Republican Lawmaker: Biden Officials Say Changing Taiwan Strait Strategy Ambiguity Will Create Instability Is Attaching to Communist China

Senior officials in the Biden administration recently said that if the United States were to abandon “strategic ambiguity” on Taiwan security issues, it would create instability in the Taiwan Strait. In response, Republican members of Congress criticized such a statement as an echo of the narrative that China’s Communist government is trying to promote.

Michael McCaul (R-Texas), the ranking Republican member of the House Foreign Affairs Committee, and Steve Chabot (R-Texas), the ranking Republican member of the Asia-Pacific Subcommittee, said that Kurt Campbell (R-Texas), coordinator of Indo-Pacific affairs for the White House National Security Council, and Avril Haines (R-Texas), director of national intelligence, have successively said that the U.S. has made a clear commitment to Taiwan’s security to the detriment of the United States, and that their statement is worrisome. The two lawmakers said it is China, not the United States or Taiwan, that is causing tensions in the Taiwan Strait.

In a statement released Tuesday (May 11), the two congressmen said that while the People’s Republic of China has increased its aggressive military actions against Taiwan, Campbell and Haynes believe that making the U.S. commitment to supporting Taiwan’s security and defense clear would be destabilizing.

The statement said, “It is the belligerence of the Chinese Communist Party that is increasing tensions in the Taiwan Strait, not U.S. deterrence efforts directed at attacking Taiwan, much less Taiwan’s desire to remain a free nation. We are deeply concerned by the contention of some of our senior national security officials that modernizing our Taiwan policy would be a provocation. Not only does this diverge sharply from the analysis of our military commanders, but it is precisely the narrative that the CCP seeks to advance. Reality demands bold leadership to maintain deterrence, not anxiety that we might upset the balance that the CCP has been upsetting for the past several years.”

China has been increasing the frequency of its military activities around Taiwan for some time.

In late April, when asked if the induction of a Chinese Navy amphibious assault ship was a substantive preparation for armed unification of Taiwan, Wu Qian, a spokesman for the Chinese Communist Party’s Ministry of Defense, claimed, “We will never leave any room for any form of ‘Taiwan independence’ secessionist activities. We always insist on being fully prepared to deal with interference by external forces and ‘Taiwan independence’ secessionist activities.”

In March, Adm. Philip Davidson, then commander of U.S. Indo-Pacific Command, warned at a congressional hearing before he left office that China could take military action against Taiwan within six years and that while a policy of strategic ambiguity has maintained the status quo in the Taiwan Strait for decades, such a policy should be routinely rethought.

In response to a question about “strategic ambiguity” versus “strategic clarity” from Sen. Jack Reed, D-R.I., the chairman of the Senate Armed Services Committee, Director of National Intelligence Haynes said at a hearing in late April that if the United States “change from strategic ambiguity to strategic clarity and a willingness to intervene when things might go wrong in Taiwan, China would see that as very destabilizing” and would also see the U.S. as bent on containing China’s rise, which could lead Beijing to undermine U.S. interests even more around the world.

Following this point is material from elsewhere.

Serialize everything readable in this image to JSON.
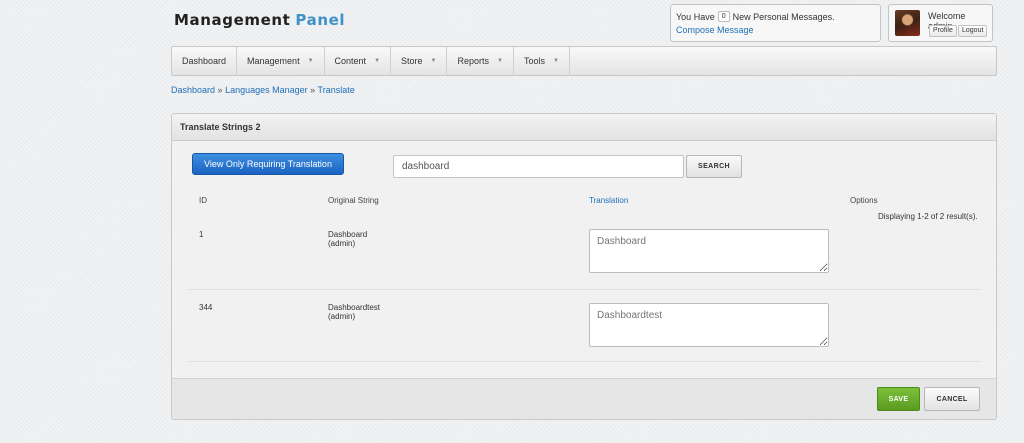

In response to the question of whether the U.S. should give Taiwan clearer security assurances and replace “strategic ambiguity” with a “strategic clarity” policy, White House Coordinator for Indo-Pacific Affairs Campbell also told a Financial Times forum last week that both the U.S. and China believe that Both the United States and China believe that it is in each other’s best interest to maintain some degree of status quo in the Taiwan Strait, and that there would be “significant disadvantages” to a clear strategic approach.

Campbell said that while the situation in the Taiwan Strait is certainly worrisome, especially in the wake of China’s crackdown on democracy in Hong Kong, and many are concerned that China may act against Taiwan thinking there are no consequences, he believes the best way to maintain peace and stability is through diplomacy, defense innovation and America’s own ability to “send a consistent signal to the Chinese leadership that they will not consider some kind of ambitious or dangerous provocation in the future. Because any conflict between the U.S. and China over Taiwan would not be confined to a small geographic area, it would rapidly expand and fundamentally disrupt the global economy with consequences that no one could have predicted.